Self-healing Materials Research Findings
Recently, scientists from the Max Planck Institute for Intelligent Systems in Germany and Pennsylvania State University in the United States have jointly developed a biosynthetic protein material. By strengthening the healing properties of tandem repeating peptides, it has successfully solved the current limitations of self-healing soft materials. This research is expected to have important applications in the field of soft robotics, and related results have been published in the recent "Natural Materials" magazine.
Structural Properties of Self-healing Materials
Self-healing materials are a kind of smart materials with structural self-healing ability. In recent years, artificially synthesized self-repairing biological materials have attracted more and more attention from scientists. They are inspired by biological systems that can repair themselves after injury. At present, scientists are cooperating to develop a high-strength synthetic protein that can self-repair micro and macro mechanical damage in a short period of time, completely restore its structure and performance, and has programmable healing properties. This healing performance provides new opportunities for bioinspired material design and addresses the limitations of self-healing materials currently used for soft robots and personal protective equipment.

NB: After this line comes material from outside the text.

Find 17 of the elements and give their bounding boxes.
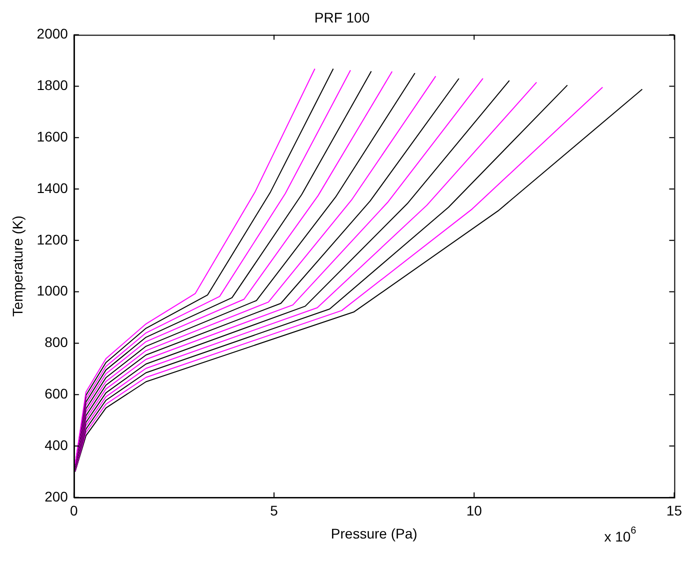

Continuous Improvement of Self-healing Materials
Professor Demirel of Pennsylvania State University said that we have changed the molecular structure of the octopus tentacle protein in order to maximize the self-repairing ability of the material. In nature, self-repair takes a long time, such as 24 hours. Now, we shorten the repair process to 1 second. The main member of the research team, Dr. Abdon Pena-Franche of the Max Planck Institute for Intelligent Systems, explained that octopuses take longer to heal because the protein molecules in their tentacles are simply intertwined. . In the materials developed in the laboratory, we changed the nanostructure of the molecules to connect them to each other. These materials have been systematically optimized to improve their hydrogen-bonded nanostructures and network morphology. They have programmable healing properties (the strength is 2 to 23 MPa after healing for 1 second), and the healing speed and strength are more than other natural and synthetic soft materials. Orders of magnitude.
Development Prospects of Self-healing Materials
Professor Meiting Siti of the Max Planck Institute for Intelligent Systems led his team to study how to use this self-healing soft material in a soft robot. Researchers have designed and manufactured a pneumatic soft actuator and constructed a soft gripper, which is a promising application of soft robotics in the food, pharmaceutical, packaging and retail industries. In addition, biosynthetic protein materials also provide a promising platform that can make soft robots closer to simulating complex biological systems and provide a broad design space for multifunctional soft robots.